Karl Maria stand steif und stumm.

Miriam aber lächelte und zog ihn ins Licht. »Das ist der Geiger Karl Maria Tredenius, der mit mir das Konzert gab. Erinnern Sie sich noch, Herr Graf?«

Dionys nickte gnädig. »Ich glaube, ja.«

Daraus schimmerte ein Körnchen Bosheit, daß Karl Maria trotzig die Lippen aufwarf.

Dionys lächelte freundlich und bot ihm die Hand.

Gar zierlich lief nun das Frage- und Antwortspiel hin und her, wie Bälle im Spiel ab- und zustiegen.

»Sind Sie bei der Großherzoglichen Kapelle, Herr Tredenius?«

»Nein, bloß Primgeiger bei der Damenkapelle in Werthers Garten.«

»Das wird Papa interessieren. Der alte Herr hält riesig viel von Ihnen. Na ja, der Musikgraf.«

Glatt und höflich sagte er das, beinahe durchleuchtet von wirklicher Wärme.

Karl Maria aber zweifelte: War das Spott oder Ernst? Er wußte ja nicht, daß Dionys Rothenwolff von dem Physikus Coppelius rosenrote Leichtsinnsbrillen erhandelt hatte, stets auf der Sonnenseite aller Dinge wandelte und auch allen anderen Gutes gönnte, wenn er selbst vorerst nur große und kleine Wünsche erfüllt bekam. Der viele Sonnenschein, in dem er sein Wesen trieb, hatte auch sein Haar schon stark gelichtet. Dabei war er ein feiner Menschenkenner, der das Bubenleid mühelos und beinahe ein wenig mitleidig durchschaute. Drum ließ er auch mit Absicht gar nicht merken, daß seine Frau den jungen Geiger sehr wohl kannte. Er gefiel sich in einem Lauern, das nicht viel mehr als ein übermütiges Spiel war. Zudem war es ihm peinlich, seine Frau vor dem Theatermädel überhaupt ins Gespräch zu bringen. Der dumme Karl Maria aber deutete es anders. Er nahm dieses Schweigen des sonst so Redseligen als heimliche Eifersucht.

Und so saß er voll neuer Wonne mitten in seinem Kummer. Wenigstens war er nicht allein eifersüchtig an diesem Abend, da die Miriam ihn ganz vergaß und nur geschäftig um den Sohn des Generalintendanten wirbelte.
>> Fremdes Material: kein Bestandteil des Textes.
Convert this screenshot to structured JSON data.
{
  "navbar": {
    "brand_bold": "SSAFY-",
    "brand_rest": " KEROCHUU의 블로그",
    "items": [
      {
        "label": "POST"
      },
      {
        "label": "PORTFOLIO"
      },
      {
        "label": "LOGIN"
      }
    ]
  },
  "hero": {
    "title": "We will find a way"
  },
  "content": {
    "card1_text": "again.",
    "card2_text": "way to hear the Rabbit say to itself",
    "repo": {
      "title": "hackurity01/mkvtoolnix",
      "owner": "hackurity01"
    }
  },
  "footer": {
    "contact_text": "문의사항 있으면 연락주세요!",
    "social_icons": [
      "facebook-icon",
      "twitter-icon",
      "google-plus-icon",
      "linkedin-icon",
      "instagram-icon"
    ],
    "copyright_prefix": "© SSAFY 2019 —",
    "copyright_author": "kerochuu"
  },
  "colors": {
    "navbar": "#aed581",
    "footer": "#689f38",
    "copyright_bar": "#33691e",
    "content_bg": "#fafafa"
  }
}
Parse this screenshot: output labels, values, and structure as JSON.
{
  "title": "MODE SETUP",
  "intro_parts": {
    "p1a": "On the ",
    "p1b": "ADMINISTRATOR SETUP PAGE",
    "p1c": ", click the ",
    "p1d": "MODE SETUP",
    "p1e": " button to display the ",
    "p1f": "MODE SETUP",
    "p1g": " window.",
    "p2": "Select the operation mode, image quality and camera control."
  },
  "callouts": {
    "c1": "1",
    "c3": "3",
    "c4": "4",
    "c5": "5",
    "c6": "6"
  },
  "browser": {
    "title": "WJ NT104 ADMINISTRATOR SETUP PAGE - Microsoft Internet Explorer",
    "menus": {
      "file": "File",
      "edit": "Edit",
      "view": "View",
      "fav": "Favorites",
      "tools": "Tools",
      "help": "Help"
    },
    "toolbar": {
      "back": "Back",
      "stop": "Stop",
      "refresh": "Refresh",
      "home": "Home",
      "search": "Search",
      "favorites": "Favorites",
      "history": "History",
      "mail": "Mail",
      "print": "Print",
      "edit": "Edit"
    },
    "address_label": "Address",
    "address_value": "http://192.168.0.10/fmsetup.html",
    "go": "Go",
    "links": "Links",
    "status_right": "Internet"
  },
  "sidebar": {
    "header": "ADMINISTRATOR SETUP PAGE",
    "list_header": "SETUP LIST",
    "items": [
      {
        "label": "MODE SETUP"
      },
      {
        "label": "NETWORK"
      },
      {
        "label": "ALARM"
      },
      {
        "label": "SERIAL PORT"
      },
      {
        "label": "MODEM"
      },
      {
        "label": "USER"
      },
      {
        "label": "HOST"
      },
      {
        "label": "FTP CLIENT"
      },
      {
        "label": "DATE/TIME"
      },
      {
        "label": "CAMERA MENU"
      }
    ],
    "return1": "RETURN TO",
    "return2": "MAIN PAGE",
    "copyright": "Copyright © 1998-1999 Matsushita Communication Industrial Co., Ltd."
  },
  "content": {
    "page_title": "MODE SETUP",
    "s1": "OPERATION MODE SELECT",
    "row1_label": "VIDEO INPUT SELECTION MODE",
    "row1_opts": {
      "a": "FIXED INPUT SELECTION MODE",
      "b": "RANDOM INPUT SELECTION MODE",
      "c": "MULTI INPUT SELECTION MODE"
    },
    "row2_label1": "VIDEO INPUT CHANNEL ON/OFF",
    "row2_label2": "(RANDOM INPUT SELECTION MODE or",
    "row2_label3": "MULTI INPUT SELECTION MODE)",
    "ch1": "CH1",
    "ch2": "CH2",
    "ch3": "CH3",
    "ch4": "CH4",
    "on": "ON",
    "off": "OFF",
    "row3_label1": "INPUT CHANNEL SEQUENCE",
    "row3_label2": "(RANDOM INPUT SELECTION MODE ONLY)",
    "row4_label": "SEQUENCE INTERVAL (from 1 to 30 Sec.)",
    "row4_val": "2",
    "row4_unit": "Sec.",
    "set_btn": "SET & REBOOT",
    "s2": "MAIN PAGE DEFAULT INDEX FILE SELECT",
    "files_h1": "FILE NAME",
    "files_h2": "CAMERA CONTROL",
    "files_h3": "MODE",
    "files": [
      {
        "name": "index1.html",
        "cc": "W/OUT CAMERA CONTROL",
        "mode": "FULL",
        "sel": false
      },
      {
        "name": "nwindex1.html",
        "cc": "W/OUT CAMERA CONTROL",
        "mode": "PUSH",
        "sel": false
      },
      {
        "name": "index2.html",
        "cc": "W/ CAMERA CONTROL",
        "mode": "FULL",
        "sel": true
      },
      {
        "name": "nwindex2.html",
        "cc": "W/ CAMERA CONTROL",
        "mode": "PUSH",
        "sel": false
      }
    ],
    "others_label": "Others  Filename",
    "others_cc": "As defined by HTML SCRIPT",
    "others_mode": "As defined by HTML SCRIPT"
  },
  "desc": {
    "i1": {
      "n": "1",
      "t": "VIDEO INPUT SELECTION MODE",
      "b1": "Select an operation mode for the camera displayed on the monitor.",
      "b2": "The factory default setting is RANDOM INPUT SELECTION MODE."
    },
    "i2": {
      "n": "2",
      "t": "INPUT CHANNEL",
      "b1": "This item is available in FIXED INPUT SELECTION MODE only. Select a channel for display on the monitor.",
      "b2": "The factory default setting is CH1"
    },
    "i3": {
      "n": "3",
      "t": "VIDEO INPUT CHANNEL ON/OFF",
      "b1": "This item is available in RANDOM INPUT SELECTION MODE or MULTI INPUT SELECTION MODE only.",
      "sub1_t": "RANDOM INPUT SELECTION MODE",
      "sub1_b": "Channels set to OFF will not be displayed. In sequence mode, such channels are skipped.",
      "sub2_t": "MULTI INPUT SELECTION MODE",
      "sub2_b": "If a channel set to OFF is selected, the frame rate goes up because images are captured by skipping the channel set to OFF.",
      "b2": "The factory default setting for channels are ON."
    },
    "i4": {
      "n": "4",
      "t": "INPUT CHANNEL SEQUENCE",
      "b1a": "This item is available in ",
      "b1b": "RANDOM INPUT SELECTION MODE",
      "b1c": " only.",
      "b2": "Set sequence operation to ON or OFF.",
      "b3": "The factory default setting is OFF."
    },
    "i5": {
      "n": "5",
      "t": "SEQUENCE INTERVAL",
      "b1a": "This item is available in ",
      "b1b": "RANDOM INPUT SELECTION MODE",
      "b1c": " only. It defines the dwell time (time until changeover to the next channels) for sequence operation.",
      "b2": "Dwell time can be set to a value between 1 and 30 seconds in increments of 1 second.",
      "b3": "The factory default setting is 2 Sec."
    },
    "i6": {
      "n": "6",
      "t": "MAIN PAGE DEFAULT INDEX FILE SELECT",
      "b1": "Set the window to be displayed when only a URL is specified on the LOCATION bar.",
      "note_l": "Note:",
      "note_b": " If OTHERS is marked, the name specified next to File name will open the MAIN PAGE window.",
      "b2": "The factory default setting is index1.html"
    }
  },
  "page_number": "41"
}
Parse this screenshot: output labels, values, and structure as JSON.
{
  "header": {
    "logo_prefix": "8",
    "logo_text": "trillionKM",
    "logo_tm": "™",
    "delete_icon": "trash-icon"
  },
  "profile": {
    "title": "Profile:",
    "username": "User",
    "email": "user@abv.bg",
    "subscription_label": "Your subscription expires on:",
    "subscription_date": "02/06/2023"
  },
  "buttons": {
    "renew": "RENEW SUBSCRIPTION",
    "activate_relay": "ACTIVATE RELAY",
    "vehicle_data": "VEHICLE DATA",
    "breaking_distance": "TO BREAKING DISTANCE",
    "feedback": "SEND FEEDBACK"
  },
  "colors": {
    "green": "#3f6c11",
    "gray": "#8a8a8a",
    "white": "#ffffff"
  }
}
Graf Dionys genoß das schlimme Spiel und warf geschickt seine Karten aus.

»Ja, Fräulein Italiener, ich bin sozusagen in offizieller Mission in Weimar. Papa will Sie wieder haben.«

Die Miriam lachte über das ganze Gesicht: »Gott sei Dank!«

Rasch streckte sie ihm die Hand hin: »Hier bin ich wie im Kerker. Lasse ich mal die Stimme los, hat mich gleich einer am Kragen und murrt.«

Nachdenklich zwirbelte Herr Dionys den blonden Schnurrbart, zögerte etwas, wie in lässiger Gnade: »Ich will sehen, was sich tun läßt.«

Auf diese Weise zeigte er lockend an, daß alles Glück der Miriam nur von dem Behagen seiner blauen, etwas kühlen Augen abhinge.

Dazwischen ging ein fragender Blick zu Karl Maria, doch dieser schwieg hartnäckig, als kümmerte ihn dies alles gar nichts, und rückte bloß schwerfällig die Arme, wie ein Mensch, dem ein alter vertrauter Rock plötzlich zu enge wird, und der doch nicht den Mut hat, kurzerhand die prallen Nähte zu sprengen.

Dabei führte er ein jammervolles Selbstgespräch: »Du bist ein großer Narr. Die Miriam läuft dir wieder einmal davon, und du sperrst das Maul auf und guckst ihr traurig nach. Wie lange willst du noch auf dich selbst warten?«

Aber das waren nur trotzige Gedanken. Der alte Rock saß noch zu fest. So sah Karl Maria mit heißen Augen, wie Graf Nisi verliebte Blicke über die Miriam hinwandern ließ, und wie diese sich entgegenkommend hin und her bog und ihre schönen weißen Arme vor dem blonden Schnurrbart auf und ab bewegte. Einen Augenblick überlegte Karl Maria, ob er nicht dem vornehmen Herrchen die Nägel ins Fleisch drücken und ihm ins Gesicht schreien sollte: »Zuerst die Trix und jetzt die Miriam.«

Aber sein Groll zerbrach vor dem sicheren Glück der Miriam, die mit rosenroten Wangen den Grafen umschmeichelte und ihre Stimme bewundern ließ, derweil jener doch nur ihr junges Körperlein einhandeln wollte.

Mit einem Male lächelte Karl Maria. Er sann sich zurück in die Geschichte des alten Andreas, die der Wandervogel ihm zu Nutz und Frommen hinterlassen hatte: »Kein Frauenzimmer soll dir ins Leben pfuschen.« Daher holte er wohl das plötzliche Lachen. Auch schien es seinem Kummer ein bescheidenes Gefühl der Befriedigung, daß in gleicher Stunde die Trix und er selbst verraten wurden, als hätte das Schicksal noch gar wunderliche Dinge mit ihnen beiden vor. Doch das dauerte nicht lange. Noch kämpfte dieser neue Trotz mit der alten Leidenschaft, weil Karl Maria dieses junge Geschöpf mit dem goldenen Haar viele Nächte im Arm gehalten und seinen Durst an ihren Küssen satt getrunken hatte. Und da starb das heimliche Lachen.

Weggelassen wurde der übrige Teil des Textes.